I also gained 20 pounds in a month. I had gone from burning calories faster than I could take them in to feeling like Lucy and Ethel in the chocolate factory—the calories just kept coming faster and faster and my body couldn't do anything but stuff them wherever it could. That and severe muscle soreness led to trying other medications, and my story isn't unique. Weight gain from antipsychotics is a major contributor to patient noncompliance, and olanzapine causes significantly more weight gain than most other antipsychotics. Patients on olanzapine gain an average of 9 to 17 pounds in the first eight to 10 weeks of treatment.

The high risk for weight gain with olanzapine has been linked to its actions at serotonin 5-HT2A and 5-HT2C receptors, dopamine D2 and D3 receptors, histamine H1 receptors, and muscarinic M3 receptors. Olanzapine affects neuropeptides associated with appetite control and energy metabolism such as leptin, adiponectin, and ghrelin, and has been shown to induce food craving and binge eating.

Which is why the June 1 press release from biopharmaceutical company Alkermes is potentially so significant. The Dublin-based drugmaker announced that the U.S. Food and Drug Administration (FDA) has approved its new treatment for adults with bipolar I disorder or schizophrenia: a monotherapy that provides the same efficacy as olanzapine but with less weight gain. The monotherapy is named LYBALVI™ and comprises olanzapine combined with the new chemical entity, samidorphan.

Samidorphan is a novel antagonist of µ-opioid receptors, one of the three types of opioid receptors to which endogenous opioid peptides bind. The effect of the opioid system on homeostatic and hedonistic control of food consumption has been well established, although the precise mechanism by which opioids impact food intake is not clearly understood.

Source: Photo by Anna Shvets from Pexels.

"Samidorphan is believed to limit the pleasure of food intake that has been enhanced by olanzapine," explained Joseph McEvoy, the leader of phase III clinical trials on the olanzapine-samidorphan combination and a professor of psychiatry at Augusta University and Duke University Medical Center. Patients in the study had a 50% reduced chance of gaining a clinically significant amount of weight compared to olanzapine alone while still showing significant improvement and maintenance in clinical measures of efficacy.
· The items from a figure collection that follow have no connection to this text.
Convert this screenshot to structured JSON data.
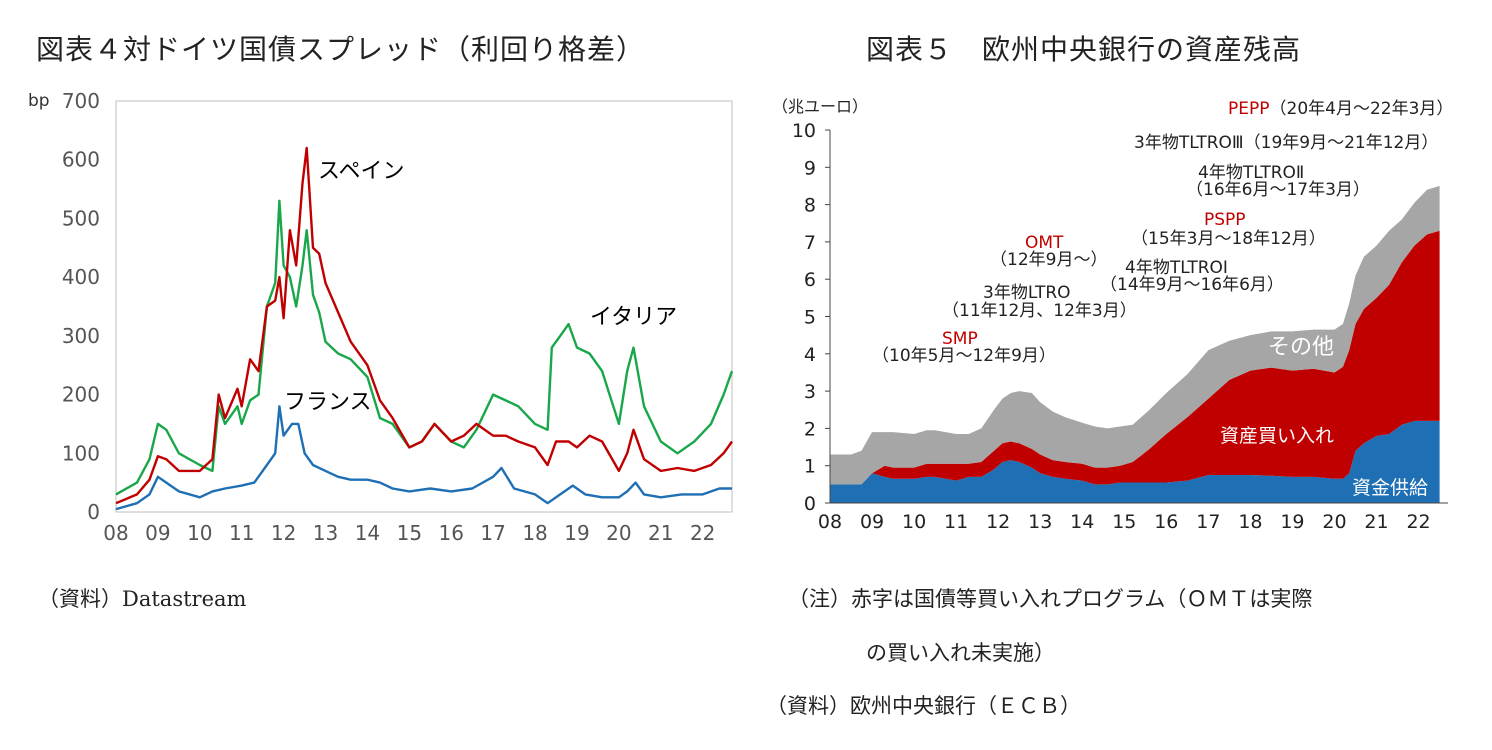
{
  "chart_data": [
    {
      "type": "line",
      "title": "図表４対ドイツ国債スプレッド（利回り格差）",
      "ylabel": "bp",
      "ylim": [
        0,
        700
      ],
      "xlim": [
        2008,
        2022.7
      ],
      "yticks": [
        0,
        100,
        200,
        300,
        400,
        500,
        600,
        700
      ],
      "xticklabels": [
        "08",
        "09",
        "10",
        "11",
        "12",
        "13",
        "14",
        "15",
        "16",
        "17",
        "18",
        "19",
        "20",
        "21",
        "22"
      ],
      "grid": false,
      "series": [
        {
          "name": "スペイン",
          "color": "#c00000",
          "x": [
            2008.0,
            2008.5,
            2008.8,
            2009.0,
            2009.2,
            2009.5,
            2010.0,
            2010.3,
            2010.45,
            2010.6,
            2010.9,
            2011.0,
            2011.2,
            2011.4,
            2011.6,
            2011.8,
            2011.9,
            2012.0,
            2012.15,
            2012.3,
            2012.45,
            2012.55,
            2012.7,
            2012.85,
            2013.0,
            2013.3,
            2013.6,
            2014.0,
            2014.3,
            2014.6,
            2015.0,
            2015.3,
            2015.6,
            2016.0,
            2016.3,
            2016.6,
            2017.0,
            2017.3,
            2017.6,
            2018.0,
            2018.3,
            2018.5,
            2018.8,
            2019.0,
            2019.3,
            2019.6,
            2020.0,
            2020.2,
            2020.35,
            2020.6,
            2021.0,
            2021.4,
            2021.8,
            2022.2,
            2022.5,
            2022.7
          ],
          "values": [
            15,
            30,
            55,
            95,
            90,
            70,
            70,
            90,
            200,
            160,
            210,
            180,
            260,
            240,
            350,
            360,
            400,
            330,
            480,
            420,
            560,
            620,
            450,
            440,
            390,
            340,
            290,
            250,
            190,
            160,
            110,
            120,
            150,
            120,
            130,
            150,
            130,
            130,
            120,
            110,
            80,
            120,
            120,
            110,
            130,
            120,
            70,
            100,
            140,
            90,
            70,
            75,
            70,
            80,
            100,
            120
          ]
        },
        {
          "name": "イタリア",
          "color": "#1aa64a",
          "x": [
            2008.0,
            2008.5,
            2008.8,
            2009.0,
            2009.2,
            2009.5,
            2010.0,
            2010.3,
            2010.45,
            2010.6,
            2010.9,
            2011.0,
            2011.2,
            2011.4,
            2011.6,
            2011.8,
            2011.9,
            2012.0,
            2012.15,
            2012.3,
            2012.45,
            2012.55,
            2012.7,
            2012.85,
            2013.0,
            2013.3,
            2013.6,
            2014.0,
            2014.3,
            2014.6,
            2015.0,
            2015.3,
            2015.6,
            2016.0,
            2016.3,
            2016.6,
            2017.0,
            2017.3,
            2017.6,
            2018.0,
            2018.3,
            2018.4,
            2018.6,
            2018.8,
            2019.0,
            2019.3,
            2019.6,
            2020.0,
            2020.2,
            2020.35,
            2020.6,
            2021.0,
            2021.4,
            2021.8,
            2022.2,
            2022.5,
            2022.7
          ],
          "values": [
            30,
            50,
            90,
            150,
            140,
            100,
            80,
            70,
            180,
            150,
            180,
            150,
            190,
            200,
            350,
            390,
            530,
            420,
            400,
            350,
            420,
            480,
            370,
            340,
            290,
            270,
            260,
            230,
            160,
            150,
            110,
            120,
            150,
            120,
            110,
            140,
            200,
            190,
            180,
            150,
            140,
            280,
            300,
            320,
            280,
            270,
            240,
            150,
            240,
            280,
            180,
            120,
            100,
            120,
            150,
            200,
            240
          ]
        },
        {
          "name": "フランス",
          "color": "#1f6fb4",
          "x": [
            2008.0,
            2008.5,
            2008.8,
            2009.0,
            2009.2,
            2009.5,
            2010.0,
            2010.3,
            2010.6,
            2011.0,
            2011.3,
            2011.6,
            2011.8,
            2011.9,
            2012.0,
            2012.2,
            2012.35,
            2012.5,
            2012.7,
            2013.0,
            2013.3,
            2013.6,
            2014.0,
            2014.3,
            2014.6,
            2015.0,
            2015.5,
            2016.0,
            2016.5,
            2017.0,
            2017.2,
            2017.5,
            2018.0,
            2018.3,
            2018.6,
            2018.9,
            2019.2,
            2019.6,
            2020.0,
            2020.2,
            2020.4,
            2020.6,
            2021.0,
            2021.5,
            2022.0,
            2022.4,
            2022.7
          ],
          "values": [
            5,
            15,
            30,
            60,
            50,
            35,
            25,
            35,
            40,
            45,
            50,
            80,
            100,
            180,
            130,
            150,
            150,
            100,
            80,
            70,
            60,
            55,
            55,
            50,
            40,
            35,
            40,
            35,
            40,
            60,
            75,
            40,
            30,
            15,
            30,
            45,
            30,
            25,
            25,
            35,
            50,
            30,
            25,
            30,
            30,
            40,
            40
          ]
        }
      ]
    },
    {
      "type": "area",
      "stacked": true,
      "title": "図表５　欧州中央銀行の資産残高",
      "ylabel": "（兆ユーロ）",
      "ylim": [
        0,
        10
      ],
      "xlim": [
        2008,
        2022.7
      ],
      "yticks": [
        0,
        1,
        2,
        3,
        4,
        5,
        6,
        7,
        8,
        9,
        10
      ],
      "xticklabels": [
        "08",
        "09",
        "10",
        "11",
        "12",
        "13",
        "14",
        "15",
        "16",
        "17",
        "18",
        "19",
        "20",
        "21",
        "22"
      ],
      "grid": false,
      "x": [
        2008.0,
        2008.5,
        2008.75,
        2009.0,
        2009.3,
        2009.5,
        2010.0,
        2010.3,
        2010.5,
        2011.0,
        2011.3,
        2011.6,
        2011.9,
        2012.1,
        2012.3,
        2012.5,
        2012.8,
        2013.0,
        2013.3,
        2013.6,
        2014.0,
        2014.3,
        2014.6,
        2014.9,
        2015.2,
        2015.6,
        2016.0,
        2016.5,
        2017.0,
        2017.5,
        2018.0,
        2018.5,
        2019.0,
        2019.5,
        2020.0,
        2020.2,
        2020.35,
        2020.5,
        2020.7,
        2021.0,
        2021.3,
        2021.6,
        2021.9,
        2022.2,
        2022.5
      ],
      "series": [
        {
          "name": "資金供給",
          "color": "#1f6fb4",
          "values": [
            0.5,
            0.5,
            0.5,
            0.8,
            0.7,
            0.65,
            0.65,
            0.7,
            0.7,
            0.6,
            0.7,
            0.7,
            0.9,
            1.1,
            1.15,
            1.1,
            0.95,
            0.8,
            0.7,
            0.65,
            0.6,
            0.5,
            0.5,
            0.55,
            0.55,
            0.55,
            0.55,
            0.6,
            0.75,
            0.75,
            0.75,
            0.73,
            0.7,
            0.7,
            0.65,
            0.65,
            0.8,
            1.4,
            1.6,
            1.8,
            1.85,
            2.1,
            2.2,
            2.2,
            2.2
          ]
        },
        {
          "name": "資産買い入れ",
          "color": "#c00000",
          "values": [
            0.0,
            0.0,
            0.0,
            0.0,
            0.3,
            0.3,
            0.3,
            0.35,
            0.35,
            0.45,
            0.35,
            0.4,
            0.5,
            0.5,
            0.5,
            0.5,
            0.5,
            0.5,
            0.45,
            0.45,
            0.45,
            0.45,
            0.45,
            0.45,
            0.55,
            0.9,
            1.3,
            1.7,
            2.05,
            2.55,
            2.8,
            2.9,
            2.85,
            2.9,
            2.85,
            3.0,
            3.3,
            3.4,
            3.6,
            3.7,
            4.0,
            4.35,
            4.7,
            5.0,
            5.1
          ]
        },
        {
          "name": "その他",
          "color": "#a6a6a6",
          "values": [
            0.8,
            0.8,
            0.9,
            1.1,
            0.9,
            0.95,
            0.9,
            0.9,
            0.9,
            0.8,
            0.8,
            0.9,
            1.1,
            1.2,
            1.3,
            1.4,
            1.5,
            1.4,
            1.3,
            1.2,
            1.1,
            1.1,
            1.05,
            1.05,
            1.0,
            1.05,
            1.1,
            1.15,
            1.3,
            1.05,
            0.95,
            0.97,
            1.05,
            1.05,
            1.15,
            1.15,
            1.25,
            1.3,
            1.4,
            1.4,
            1.45,
            1.15,
            1.15,
            1.2,
            1.2
          ]
        }
      ]
    }
  ],
  "left": {
    "title": "図表４対ドイツ国債スプレッド（利回り格差）",
    "unit": "bp",
    "y_ticks": [
      "0",
      "100",
      "200",
      "300",
      "400",
      "500",
      "600",
      "700"
    ],
    "x_ticks": [
      "08",
      "09",
      "10",
      "11",
      "12",
      "13",
      "14",
      "15",
      "16",
      "17",
      "18",
      "19",
      "20",
      "21",
      "22"
    ],
    "labels": {
      "spain": "スペイン",
      "italy": "イタリア",
      "france": "フランス"
    },
    "source": "（資料）Datastream"
  },
  "right": {
    "title": "図表５　欧州中央銀行の資産残高",
    "unit": "（兆ユーロ）",
    "y_ticks": [
      "0",
      "1",
      "2",
      "3",
      "4",
      "5",
      "6",
      "7",
      "8",
      "9",
      "10"
    ],
    "x_ticks": [
      "08",
      "09",
      "10",
      "11",
      "12",
      "13",
      "14",
      "15",
      "16",
      "17",
      "18",
      "19",
      "20",
      "21",
      "22"
    ],
    "annotations": {
      "pepp_name": "PEPP",
      "pepp_period": "（20年4月～22年3月）",
      "tltro3": "3年物TLTROⅢ（19年9月～21年12月）",
      "tltro2_name": "4年物TLTROⅡ",
      "tltro2_period": "（16年6月～17年3月）",
      "pspp_name": "PSPP",
      "pspp_period": "（15年3月～18年12月）",
      "omt_name": "OMT",
      "omt_period": "（12年9月～）",
      "tltro1_name": "4年物TLTROⅠ",
      "tltro1_period": "（14年9月～16年6月）",
      "ltro_name": "3年物LTRO",
      "ltro_period": "（11年12月、12年3月）",
      "smp_name": "SMP",
      "smp_period": "（10年5月～12年9月）"
    },
    "area_labels": {
      "other": "その他",
      "purchase": "資産買い入れ",
      "supply": "資金供給"
    },
    "note_line1": "（注）赤字は国債等買い入れプログラム（ＯＭＴは実際",
    "note_line2": "の買い入れ未実施）",
    "source": "（資料）欧州中央銀行（ＥＣＢ）"
  },
  "colors": {
    "red_annotation": "#c00000",
    "spain": "#c00000",
    "italy": "#1aa64a",
    "france": "#1f6fb4"
  }
}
Due to cerebrovascular adverse reactions in certain elderly patients, LYBALVI™ is not approved for patients with dementia-related psychosis. The olanzapine-samidorphan combination is also contraindicated for patients using opioids or currently undergoing opioid withdrawal, due to the tendency for samidorphan to precipitate withdrawal in patients who are dependent on opioids.

For schizophrenia, the combination of olanzapine and samidorphan is indicated as a once-daily, oral maintenance monotherapy, while for bipolar I disorder the drug is approved as either a maintenance monotherapy or for the acute treatment of manic or mixed episodes as an adjunct to lithium or valproate. The new atypical antipsychotic will be formulated in fixed-dosage strengths containing 10 mg of samidorphan and either 5 mg, 10 mg, 15 mg, or 20 mg of olanzapine.

LYBALVI™ is expected to be available in the U.S. in the fourth quarter of 2021.